Pity the case of John Marando. Mr. Marando was happily playing slots at Ontario’s Mohawk Racetrack and casino recently when a machine paid off over $10,000. Problem was Mr. Marando had thrown himself on the tender mercies of Nanny State seventeen years ago. Disturbed by his losses at the time, he signed a “self-exclusion” declaration with the Ontario Lottery and Gaming Corporation. This useless piece of paper suggested that OLG would prohibit Marando from gambling at its facilities. Fast forward to 2016 when Marando’s lucky night came to a crashing halt. OLG denied the 82-year-old pensioner his winnings and escorted him from the casino as if he were a criminal.
The government thought they were “protecting” Mr. Marando from his personal choices in 1999. Somehow, their protections did not prevent him from entering a casino and playing slots. They did however kick in when he won, and suddenly his personal choices were the business of Nanny State. Mr. Marando said: ” They didn’t mind taking my money all those years.” Helpfully, OLG officials pointed out that Marando can still buy lottery tickets. Huh?
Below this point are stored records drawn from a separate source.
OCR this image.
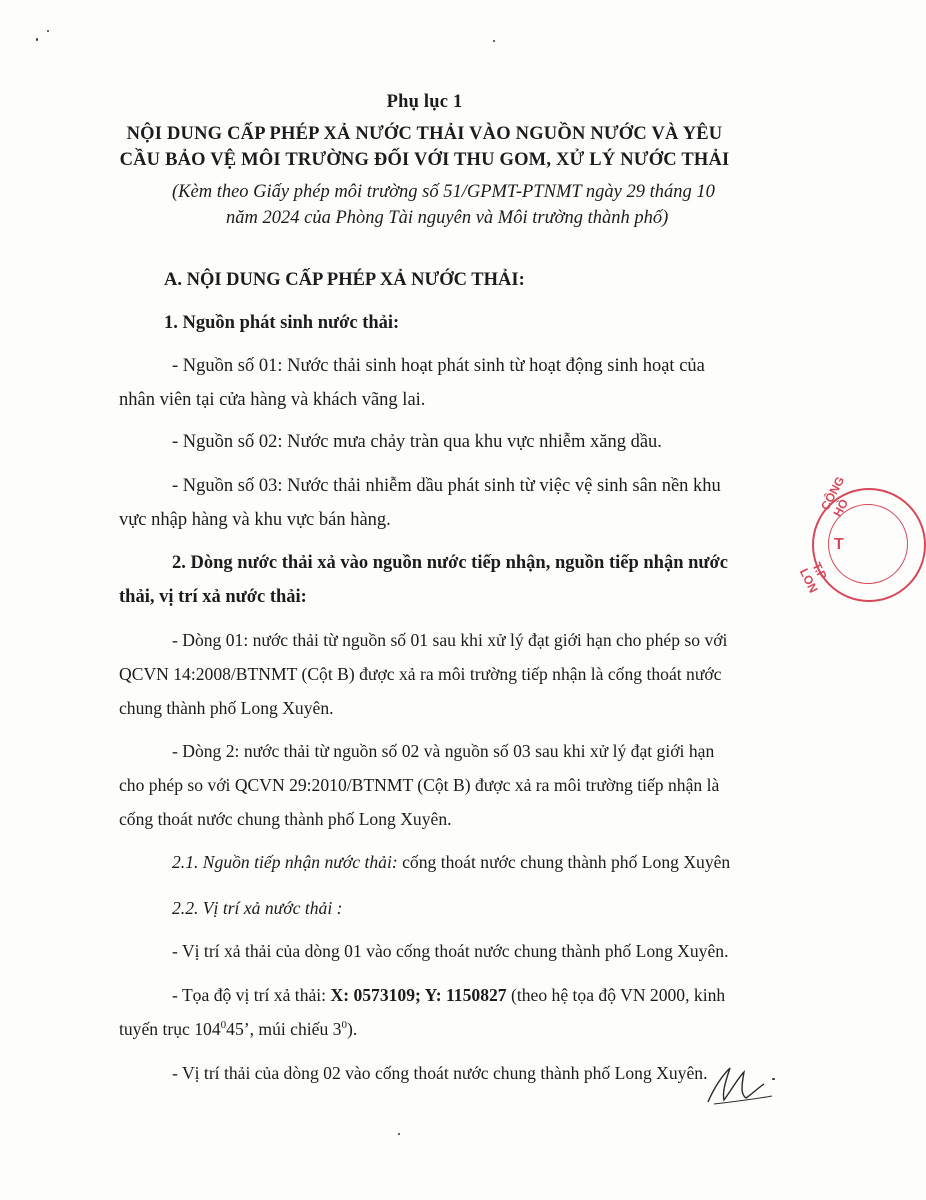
Phụ lục 1
NỘI DUNG CẤP PHÉP XẢ NƯỚC THẢI VÀO NGUỒN NƯỚC VÀ YÊU
CẦU BẢO VỆ MÔI TRƯỜNG ĐỐI VỚI THU GOM, XỬ LÝ NƯỚC THẢI
(Kèm theo Giấy phép môi trường số 51/GPMT-PTNMT ngày 29 tháng 10
năm 2024 của Phòng Tài nguyên và Môi trường thành phố)
A. NỘI DUNG CẤP PHÉP XẢ NƯỚC THẢI:
1. Nguồn phát sinh nước thải:
- Nguồn số 01: Nước thải sinh hoạt phát sinh từ hoạt động sinh hoạt của
nhân viên tại cửa hàng và khách vãng lai.
- Nguồn số 02: Nước mưa chảy tràn qua khu vực nhiễm xăng dầu.
- Nguồn số 03: Nước thải nhiễm dầu phát sinh từ việc vệ sinh sân nền khu
vực nhập hàng và khu vực bán hàng.
2. Dòng nước thải xả vào nguồn nước tiếp nhận, nguồn tiếp nhận nước
thải, vị trí xả nước thải:
- Dòng 01: nước thải từ nguồn số 01 sau khi xử lý đạt giới hạn cho phép so với
QCVN 14:2008/BTNMT (Cột B) được xả ra môi trường tiếp nhận là cống thoát nước
chung thành phố Long Xuyên.
- Dòng 2: nước thải từ nguồn số 02 và nguồn số 03 sau khi xử lý đạt giới hạn
cho phép so với QCVN 29:2010/BTNMT (Cột B) được xả ra môi trường tiếp nhận là
cống thoát nước chung thành phố Long Xuyên.
2.1. Nguồn tiếp nhận nước thải: cống thoát nước chung thành phố Long Xuyên
2.2. Vị trí xả nước thải :
- Vị trí xả thải của dòng 01 vào cống thoát nước chung thành phố Long Xuyên.
- Tọa độ vị trí xả thải: X: 0573109; Y: 1150827 (theo hệ tọa độ VN 2000, kinh
tuyến trục $104^045$’, múi chiếu $3^0$).
- Vị trí thải của dòng 02 vào cống thoát nước chung thành phố Long Xuyên.
CỘNG HÒ
T
T.P LON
It’s no surprise to grown-ups, (well conservatives anyway), that people do stupid things. Tobacco is harmful. Gambling can be disruptive to families. Alcohol can be abused. People who need help should have it available to them. Private companies aren’t going to step up, but there’s still charities. If not them, then fine, waste some of the revenue from vices on helping the vulnerable. Unfortunately, we have arrived at a time in history where self-serving bureaucrats have convinced far too many people that only the government can help…even as it hurts.